Vegetarian Ravioli Recipe
This weekend has been a proper blow out as it was Mandy’s birthday! Chinese on Friday, after the pub – Domino’s pizza on Saturday, after the pub. Struggling to deal with my excess of beer, wine, whiskey and junk food I spent the morning on the sofa with number 1 son watching Supersize Me. All of this spurred me on to make a hearty, home cooked lunch. I’ve never made pasta before so what better recipe to master than a homely vegetarian Ravioli recipe ‘just like mamma used to make’. Alright, truth be told my mamma never made a vegetarian ravioli recipe but hey…
So, I’ve looked around at how to make pasta dough and the good news is that it’s really easy – so easy in fact that my 11 year old son used the dough afterwards to experiment with his own ravioli parcels! The bad news is that to complete the vegetarian ravioli recipe takes ages! Mainly because of the time it takes to form the vegetarian ravioli parcels. I have a feeling that over time this will become easier and much quicker.
To serve this vegetarian ravioli recipe, I knocked up a quick and easy variation of marinara sauce and added a bit of toast. It actually worked out really well!!!
So here it is – for those with a bit of time on their hands – vegetarian ravioli recipe:-
Note:This vegetarian ravioli recipe made 24 vegetarian ravioli parcels (that were really yummy!!!)
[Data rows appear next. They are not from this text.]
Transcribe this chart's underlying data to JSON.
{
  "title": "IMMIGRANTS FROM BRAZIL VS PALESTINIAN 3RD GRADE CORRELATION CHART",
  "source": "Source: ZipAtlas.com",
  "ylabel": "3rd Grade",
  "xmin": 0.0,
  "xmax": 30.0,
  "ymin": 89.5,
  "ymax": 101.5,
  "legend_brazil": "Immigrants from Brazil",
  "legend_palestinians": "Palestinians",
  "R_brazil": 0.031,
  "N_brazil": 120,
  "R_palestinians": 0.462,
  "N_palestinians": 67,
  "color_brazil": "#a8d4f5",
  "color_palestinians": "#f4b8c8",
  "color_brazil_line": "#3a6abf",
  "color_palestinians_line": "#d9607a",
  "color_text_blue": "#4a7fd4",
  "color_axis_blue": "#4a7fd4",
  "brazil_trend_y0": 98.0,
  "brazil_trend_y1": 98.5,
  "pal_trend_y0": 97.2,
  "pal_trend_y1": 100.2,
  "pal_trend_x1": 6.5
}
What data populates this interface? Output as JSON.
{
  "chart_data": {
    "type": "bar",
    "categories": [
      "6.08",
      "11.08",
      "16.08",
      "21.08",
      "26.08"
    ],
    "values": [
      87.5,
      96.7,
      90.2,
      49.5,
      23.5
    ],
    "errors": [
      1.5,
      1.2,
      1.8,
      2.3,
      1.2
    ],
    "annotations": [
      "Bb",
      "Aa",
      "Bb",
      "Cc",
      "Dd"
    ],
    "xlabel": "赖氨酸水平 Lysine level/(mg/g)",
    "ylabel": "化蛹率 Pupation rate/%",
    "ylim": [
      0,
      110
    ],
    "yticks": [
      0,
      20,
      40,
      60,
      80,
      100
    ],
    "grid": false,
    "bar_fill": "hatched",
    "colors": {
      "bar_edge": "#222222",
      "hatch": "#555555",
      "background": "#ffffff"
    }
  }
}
Ingredients for vegetarian ravioli recipe
It should be said that there are loads of variations on the pasta dough, I chose this one because it looked quite easy! I think next time I would probably dispense with the water and go with just eggs and flour.
- 350g strong flour
- 2 eggs
- 3 tbsp olive oil
- 120ml water
Making the dough for this vegetarian ravioli recipe is really easy, just beat the eggs water and olive oil together, then add the flour and mix well. Knead the dough for AGES!! Minimum 10 minutes until it become stretchy and elastic. Put in a bowl and cover with a damp tea towel for around 15 minutes.
Vegetarian Ravioli Filling
- 3 tbsp chopped, cooked spinach
- 150g Mascarpone Cheese (or just cream cheese)
- 2 tsp lemon or lime juice
- pinch of salt and pinch of pepper
- 100g grated cheddar cheese
Mix it all up in a bowl apart from the cheddar cheese.
Putting it all together
- Roll out the dough until it’s about 1/3rd cm thick
- Take a glass and cut rounds out of the dough
- Wet your fingers and dampen half of the dough
- Put about half a teaspoon of filling and a little grated cheese in the middle
- Fold the dough over to make a parcel and use the fork to press down all around the outside. Make sure the parcel is completely sealed.
- Boil some water and cook the ravioli in the boiling water for 5-6 minutes.